La récompense, après la mort, de ces vertus; le châtiment, soit temporaire, soit éternel, des vices ou des crimes contraires, voilà ses destinées.
XXX.
Telle est toute la philosophie de Socrate. Elle paraîtrait plus belle encore si elle était plus simplement exposée par Platon, non dans le style de l'école et de l'académie grecques, mais dans le style simple, naïf, limpide et populaire des paraboles évangéliques. Forme pour forme, j'avoue que je préfère la parabole au dialogue: la parabole est l'épopée de la vérité pour les simples; le dialogue de Platon est le cliquetis des idées pour les sophistes.
Aussi remarquez combien Socrate, dans le Phédon, est plus beau quand il meurt que quand il disserte. C'est que, là, Platon n'a pu altérer par le clinquant des couleurs la sereine simplicité de son modèle; le dialogue est d'un sophiste, le récit est d'un philosophe.
Cette mort, véritable transfiguration de l'être mortel en être immortel, par la seule raison, dans un cachot devenu le Thabor de la philosophie humaine, a été appelée par J.-J. Rousseau la mort d'un sage; mais c'est plus qu'une mort, c'est une éclosion visible à l'immortalité. J.-J. Rousseau ne l'a pas assez vu: il était plus semblable à Platon qu'à Socrate.

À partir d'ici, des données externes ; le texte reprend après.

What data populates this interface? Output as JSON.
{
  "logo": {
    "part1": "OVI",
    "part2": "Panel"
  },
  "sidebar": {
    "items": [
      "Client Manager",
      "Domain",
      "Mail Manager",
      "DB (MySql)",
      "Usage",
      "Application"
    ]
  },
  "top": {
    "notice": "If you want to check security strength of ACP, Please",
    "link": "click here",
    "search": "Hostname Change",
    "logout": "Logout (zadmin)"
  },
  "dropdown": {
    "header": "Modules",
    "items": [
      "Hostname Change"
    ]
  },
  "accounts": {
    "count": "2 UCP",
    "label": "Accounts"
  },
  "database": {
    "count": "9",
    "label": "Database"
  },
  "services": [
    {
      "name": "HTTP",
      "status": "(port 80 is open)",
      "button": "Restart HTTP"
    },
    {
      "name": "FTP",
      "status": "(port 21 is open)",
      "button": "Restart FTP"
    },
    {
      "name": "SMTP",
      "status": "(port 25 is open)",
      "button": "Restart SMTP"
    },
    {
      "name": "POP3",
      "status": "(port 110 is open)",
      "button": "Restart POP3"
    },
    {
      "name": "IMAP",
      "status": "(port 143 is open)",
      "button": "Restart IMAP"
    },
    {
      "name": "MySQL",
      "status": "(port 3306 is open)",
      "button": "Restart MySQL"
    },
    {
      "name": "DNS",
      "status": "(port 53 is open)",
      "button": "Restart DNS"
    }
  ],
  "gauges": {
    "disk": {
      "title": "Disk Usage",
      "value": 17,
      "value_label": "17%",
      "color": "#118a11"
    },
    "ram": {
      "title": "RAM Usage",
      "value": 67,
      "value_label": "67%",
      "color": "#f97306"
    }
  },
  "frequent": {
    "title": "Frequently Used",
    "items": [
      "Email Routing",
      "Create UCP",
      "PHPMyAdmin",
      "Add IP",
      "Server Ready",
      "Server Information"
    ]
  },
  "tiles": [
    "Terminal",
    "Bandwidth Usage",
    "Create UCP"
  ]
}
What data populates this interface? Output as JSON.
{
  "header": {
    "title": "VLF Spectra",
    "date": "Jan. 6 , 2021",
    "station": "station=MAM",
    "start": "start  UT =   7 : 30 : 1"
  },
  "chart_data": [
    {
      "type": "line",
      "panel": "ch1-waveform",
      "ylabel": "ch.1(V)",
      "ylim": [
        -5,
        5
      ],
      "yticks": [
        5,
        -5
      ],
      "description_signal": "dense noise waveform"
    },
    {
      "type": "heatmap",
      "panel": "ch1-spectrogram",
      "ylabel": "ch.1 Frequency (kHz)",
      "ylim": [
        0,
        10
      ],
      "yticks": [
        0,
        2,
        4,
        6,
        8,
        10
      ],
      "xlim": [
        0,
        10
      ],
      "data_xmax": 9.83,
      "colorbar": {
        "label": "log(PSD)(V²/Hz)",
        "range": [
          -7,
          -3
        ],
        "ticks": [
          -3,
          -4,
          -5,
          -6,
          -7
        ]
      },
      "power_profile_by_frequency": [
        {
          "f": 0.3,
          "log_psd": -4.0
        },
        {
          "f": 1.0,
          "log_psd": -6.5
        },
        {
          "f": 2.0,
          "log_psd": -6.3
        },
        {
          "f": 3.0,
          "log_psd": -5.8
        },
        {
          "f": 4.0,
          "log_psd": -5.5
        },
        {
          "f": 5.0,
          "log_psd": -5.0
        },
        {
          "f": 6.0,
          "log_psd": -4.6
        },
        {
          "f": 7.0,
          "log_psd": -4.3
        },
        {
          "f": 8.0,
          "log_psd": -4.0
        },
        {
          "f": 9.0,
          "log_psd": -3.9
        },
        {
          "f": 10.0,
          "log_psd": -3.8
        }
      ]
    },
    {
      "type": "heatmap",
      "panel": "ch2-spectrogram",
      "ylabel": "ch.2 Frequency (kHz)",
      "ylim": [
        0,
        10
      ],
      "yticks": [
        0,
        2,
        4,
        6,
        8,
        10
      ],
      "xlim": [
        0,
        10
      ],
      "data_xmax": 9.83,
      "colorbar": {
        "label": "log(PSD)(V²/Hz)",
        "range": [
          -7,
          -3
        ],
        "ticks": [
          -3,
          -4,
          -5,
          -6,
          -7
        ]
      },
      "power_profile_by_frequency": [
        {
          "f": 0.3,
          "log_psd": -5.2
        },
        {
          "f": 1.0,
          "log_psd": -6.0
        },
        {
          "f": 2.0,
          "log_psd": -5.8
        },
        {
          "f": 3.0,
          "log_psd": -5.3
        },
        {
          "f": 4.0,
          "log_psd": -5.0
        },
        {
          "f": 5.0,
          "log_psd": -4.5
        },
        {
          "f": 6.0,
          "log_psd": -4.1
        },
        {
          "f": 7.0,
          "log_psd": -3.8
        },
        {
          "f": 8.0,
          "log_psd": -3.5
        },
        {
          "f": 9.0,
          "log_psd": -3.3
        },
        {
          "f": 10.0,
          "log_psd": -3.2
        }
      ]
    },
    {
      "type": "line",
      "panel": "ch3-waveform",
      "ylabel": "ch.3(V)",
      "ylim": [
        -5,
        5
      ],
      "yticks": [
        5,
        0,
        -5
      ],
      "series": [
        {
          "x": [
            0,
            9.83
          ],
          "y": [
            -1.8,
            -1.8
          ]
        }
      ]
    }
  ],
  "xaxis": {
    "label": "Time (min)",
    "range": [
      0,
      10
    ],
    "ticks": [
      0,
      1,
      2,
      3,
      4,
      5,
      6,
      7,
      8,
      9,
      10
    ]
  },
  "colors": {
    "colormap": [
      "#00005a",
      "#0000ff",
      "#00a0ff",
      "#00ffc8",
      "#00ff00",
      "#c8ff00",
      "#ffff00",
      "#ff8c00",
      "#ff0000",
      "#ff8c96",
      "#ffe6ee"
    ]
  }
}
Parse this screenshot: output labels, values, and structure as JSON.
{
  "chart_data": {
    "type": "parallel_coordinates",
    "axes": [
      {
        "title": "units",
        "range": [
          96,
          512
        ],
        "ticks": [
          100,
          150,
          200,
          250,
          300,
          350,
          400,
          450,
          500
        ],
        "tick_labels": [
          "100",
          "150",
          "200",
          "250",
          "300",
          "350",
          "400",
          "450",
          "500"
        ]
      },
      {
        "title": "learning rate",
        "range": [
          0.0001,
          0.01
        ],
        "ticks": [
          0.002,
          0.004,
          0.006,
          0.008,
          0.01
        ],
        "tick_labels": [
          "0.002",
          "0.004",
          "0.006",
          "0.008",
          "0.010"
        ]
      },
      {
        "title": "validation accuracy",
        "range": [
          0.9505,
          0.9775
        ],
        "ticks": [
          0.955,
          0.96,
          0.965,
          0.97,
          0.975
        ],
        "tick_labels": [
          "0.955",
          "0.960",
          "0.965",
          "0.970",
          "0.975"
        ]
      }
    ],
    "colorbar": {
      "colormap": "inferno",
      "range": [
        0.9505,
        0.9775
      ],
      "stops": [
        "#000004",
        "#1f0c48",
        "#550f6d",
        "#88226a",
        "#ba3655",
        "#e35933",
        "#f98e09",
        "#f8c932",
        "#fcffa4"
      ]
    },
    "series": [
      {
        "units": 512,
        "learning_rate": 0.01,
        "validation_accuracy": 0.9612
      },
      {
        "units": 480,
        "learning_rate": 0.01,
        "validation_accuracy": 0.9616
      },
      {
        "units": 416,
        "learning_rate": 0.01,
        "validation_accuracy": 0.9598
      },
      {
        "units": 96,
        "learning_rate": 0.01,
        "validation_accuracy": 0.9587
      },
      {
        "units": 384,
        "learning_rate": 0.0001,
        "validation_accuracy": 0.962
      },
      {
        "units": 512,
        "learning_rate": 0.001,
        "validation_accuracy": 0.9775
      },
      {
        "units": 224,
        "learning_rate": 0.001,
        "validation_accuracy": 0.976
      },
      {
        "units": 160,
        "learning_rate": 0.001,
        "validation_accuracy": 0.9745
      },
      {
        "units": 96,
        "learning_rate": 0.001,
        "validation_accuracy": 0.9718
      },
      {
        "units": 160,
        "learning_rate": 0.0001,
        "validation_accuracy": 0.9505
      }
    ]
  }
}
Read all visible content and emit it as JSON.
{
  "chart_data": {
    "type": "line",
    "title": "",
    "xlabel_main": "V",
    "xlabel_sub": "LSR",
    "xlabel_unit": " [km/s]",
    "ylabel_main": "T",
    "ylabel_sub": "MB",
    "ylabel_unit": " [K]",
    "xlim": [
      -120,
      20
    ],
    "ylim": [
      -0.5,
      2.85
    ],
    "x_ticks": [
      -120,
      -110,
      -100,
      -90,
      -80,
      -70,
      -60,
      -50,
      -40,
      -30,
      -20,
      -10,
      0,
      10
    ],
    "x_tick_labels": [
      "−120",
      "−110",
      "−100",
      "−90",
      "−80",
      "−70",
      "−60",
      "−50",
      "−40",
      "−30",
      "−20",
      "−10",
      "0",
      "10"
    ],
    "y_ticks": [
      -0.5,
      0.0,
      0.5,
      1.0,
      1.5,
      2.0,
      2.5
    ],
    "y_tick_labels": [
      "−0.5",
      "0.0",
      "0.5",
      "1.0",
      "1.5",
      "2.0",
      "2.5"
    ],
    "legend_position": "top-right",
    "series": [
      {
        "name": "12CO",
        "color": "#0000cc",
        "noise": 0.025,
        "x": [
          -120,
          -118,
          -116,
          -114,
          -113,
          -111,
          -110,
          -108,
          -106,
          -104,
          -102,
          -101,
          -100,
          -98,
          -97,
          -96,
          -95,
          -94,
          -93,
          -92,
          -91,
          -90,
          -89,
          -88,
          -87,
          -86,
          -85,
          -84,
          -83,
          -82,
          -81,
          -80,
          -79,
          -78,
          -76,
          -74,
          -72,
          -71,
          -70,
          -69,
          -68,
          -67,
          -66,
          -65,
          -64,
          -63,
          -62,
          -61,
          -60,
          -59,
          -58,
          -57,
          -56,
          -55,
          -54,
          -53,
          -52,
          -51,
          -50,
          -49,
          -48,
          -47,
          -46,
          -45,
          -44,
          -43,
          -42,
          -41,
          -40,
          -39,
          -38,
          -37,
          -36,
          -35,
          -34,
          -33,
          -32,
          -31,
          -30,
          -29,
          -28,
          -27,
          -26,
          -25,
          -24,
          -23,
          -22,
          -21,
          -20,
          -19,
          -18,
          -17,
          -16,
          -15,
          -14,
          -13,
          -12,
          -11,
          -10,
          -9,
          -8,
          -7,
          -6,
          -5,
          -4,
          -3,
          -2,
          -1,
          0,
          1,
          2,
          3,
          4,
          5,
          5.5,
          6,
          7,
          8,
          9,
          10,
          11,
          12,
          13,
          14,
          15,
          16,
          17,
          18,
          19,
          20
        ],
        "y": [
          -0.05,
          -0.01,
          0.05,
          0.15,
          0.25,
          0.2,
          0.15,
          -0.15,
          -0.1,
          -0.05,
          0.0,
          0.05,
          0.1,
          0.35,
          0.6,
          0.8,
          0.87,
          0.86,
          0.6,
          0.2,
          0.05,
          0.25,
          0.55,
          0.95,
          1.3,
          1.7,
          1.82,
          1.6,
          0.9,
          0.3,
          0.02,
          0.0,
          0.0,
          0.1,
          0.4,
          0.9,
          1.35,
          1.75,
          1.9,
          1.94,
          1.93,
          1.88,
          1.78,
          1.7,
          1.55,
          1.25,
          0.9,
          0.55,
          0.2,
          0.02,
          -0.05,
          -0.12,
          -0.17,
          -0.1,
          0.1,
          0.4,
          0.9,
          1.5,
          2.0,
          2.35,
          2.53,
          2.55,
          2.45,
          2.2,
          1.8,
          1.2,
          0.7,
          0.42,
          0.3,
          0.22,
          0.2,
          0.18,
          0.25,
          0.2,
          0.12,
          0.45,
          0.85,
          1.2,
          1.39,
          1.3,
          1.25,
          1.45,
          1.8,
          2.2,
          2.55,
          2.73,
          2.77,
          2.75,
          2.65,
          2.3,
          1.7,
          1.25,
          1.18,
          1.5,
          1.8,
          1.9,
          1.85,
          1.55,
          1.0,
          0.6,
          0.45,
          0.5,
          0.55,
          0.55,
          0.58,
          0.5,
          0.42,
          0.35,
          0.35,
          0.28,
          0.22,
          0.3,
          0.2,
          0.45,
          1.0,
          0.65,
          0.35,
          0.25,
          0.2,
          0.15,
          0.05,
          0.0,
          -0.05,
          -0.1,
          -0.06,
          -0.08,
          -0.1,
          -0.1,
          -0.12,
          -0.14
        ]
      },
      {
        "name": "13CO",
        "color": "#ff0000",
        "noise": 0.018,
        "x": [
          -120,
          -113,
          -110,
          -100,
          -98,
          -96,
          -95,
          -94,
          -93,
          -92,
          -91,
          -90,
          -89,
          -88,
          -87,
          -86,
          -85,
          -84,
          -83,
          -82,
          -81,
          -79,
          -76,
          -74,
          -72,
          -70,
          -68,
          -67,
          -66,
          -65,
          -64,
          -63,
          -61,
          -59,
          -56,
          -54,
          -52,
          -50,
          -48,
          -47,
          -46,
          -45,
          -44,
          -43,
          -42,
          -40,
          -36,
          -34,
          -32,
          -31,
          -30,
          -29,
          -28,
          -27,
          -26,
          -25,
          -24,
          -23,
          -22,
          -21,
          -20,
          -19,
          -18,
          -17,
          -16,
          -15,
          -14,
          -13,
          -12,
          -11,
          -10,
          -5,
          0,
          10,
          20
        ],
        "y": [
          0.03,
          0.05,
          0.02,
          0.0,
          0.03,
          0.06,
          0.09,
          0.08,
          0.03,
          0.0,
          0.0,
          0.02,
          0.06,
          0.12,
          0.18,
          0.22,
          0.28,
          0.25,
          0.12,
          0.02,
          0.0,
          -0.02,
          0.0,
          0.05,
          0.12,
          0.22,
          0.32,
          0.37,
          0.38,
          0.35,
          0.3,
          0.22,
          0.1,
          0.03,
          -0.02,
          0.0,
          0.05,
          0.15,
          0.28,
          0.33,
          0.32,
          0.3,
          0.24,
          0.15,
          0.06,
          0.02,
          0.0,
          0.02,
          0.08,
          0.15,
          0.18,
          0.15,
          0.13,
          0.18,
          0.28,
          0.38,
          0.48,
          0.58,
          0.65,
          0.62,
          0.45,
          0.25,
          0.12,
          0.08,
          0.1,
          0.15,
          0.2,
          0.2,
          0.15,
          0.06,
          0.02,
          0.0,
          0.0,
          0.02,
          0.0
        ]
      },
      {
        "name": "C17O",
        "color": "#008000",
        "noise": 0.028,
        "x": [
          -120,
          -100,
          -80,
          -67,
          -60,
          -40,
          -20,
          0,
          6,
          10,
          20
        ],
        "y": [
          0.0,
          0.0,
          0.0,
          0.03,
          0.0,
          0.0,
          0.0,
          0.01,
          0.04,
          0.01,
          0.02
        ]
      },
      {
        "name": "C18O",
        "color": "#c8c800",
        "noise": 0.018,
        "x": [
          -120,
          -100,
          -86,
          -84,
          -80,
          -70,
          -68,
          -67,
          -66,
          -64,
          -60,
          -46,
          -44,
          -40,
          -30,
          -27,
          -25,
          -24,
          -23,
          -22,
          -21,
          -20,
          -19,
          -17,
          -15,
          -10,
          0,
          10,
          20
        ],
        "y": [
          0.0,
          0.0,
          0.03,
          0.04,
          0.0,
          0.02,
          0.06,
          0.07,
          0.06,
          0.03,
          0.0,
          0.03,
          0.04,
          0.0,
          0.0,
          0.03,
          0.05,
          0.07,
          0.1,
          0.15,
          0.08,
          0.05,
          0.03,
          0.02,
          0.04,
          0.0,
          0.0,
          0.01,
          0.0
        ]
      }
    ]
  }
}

Il faut une certaine mesure de vertu dans une âme, pour que cette âme puisse s'élever à une véritable philosophie. Les grandes pensées viennent des grandes âmes; celle de J.-J. Rousseau était très-éloquente, mais pas assez grande. Aussi, comparez ces deux morts! Socrate meurt en plein soleil, le sourire sur les lèvres, sans un doute, sans une angoisse, sans un gémissement, sans un reproche à Dieu ni aux hommes. J.-J. Rousseau meurt ou se tue dans une retraite où il a fui les hommes qu'il accuse et qu'il redoute, livré aux reproches mérités d'une femme qu'il a flétrie en lui dérobant ses fruits à sa mamelle pour aller les jeter à la voirie humaine des enfants perdus!
Il meurt isolé dans sa solitude, et son isolement est un remords qui venge en lui la nature offensée par l'égoïsme.
Rousseau ne juge pas sainement la mort de Socrate. Car, s'il y a quelque chose de surhumain dans l'humanité, ce n'est pas la mort d'un Dieu, sûr de revivre parce qu'il se sent Dieu même en mourant: c'est la mort d'un homme qui ne se sent qu'homme, mais en qui la raison, exercée pendant une longue vie de lutte avec son corps, triomphe de la nature et ressuscite en esprit avant qu'il soit mort, par la sainte évidence de sa foi!
XXXI.
C'est là la mort de Socrate, telle que le Phédon nous la retrace. Voulez-vous ma pensée tout entière? Après ce troisième dialogue, il faudrait fermer le livre, car il n'y a plus que le rhéteur une fois que le sage est mort.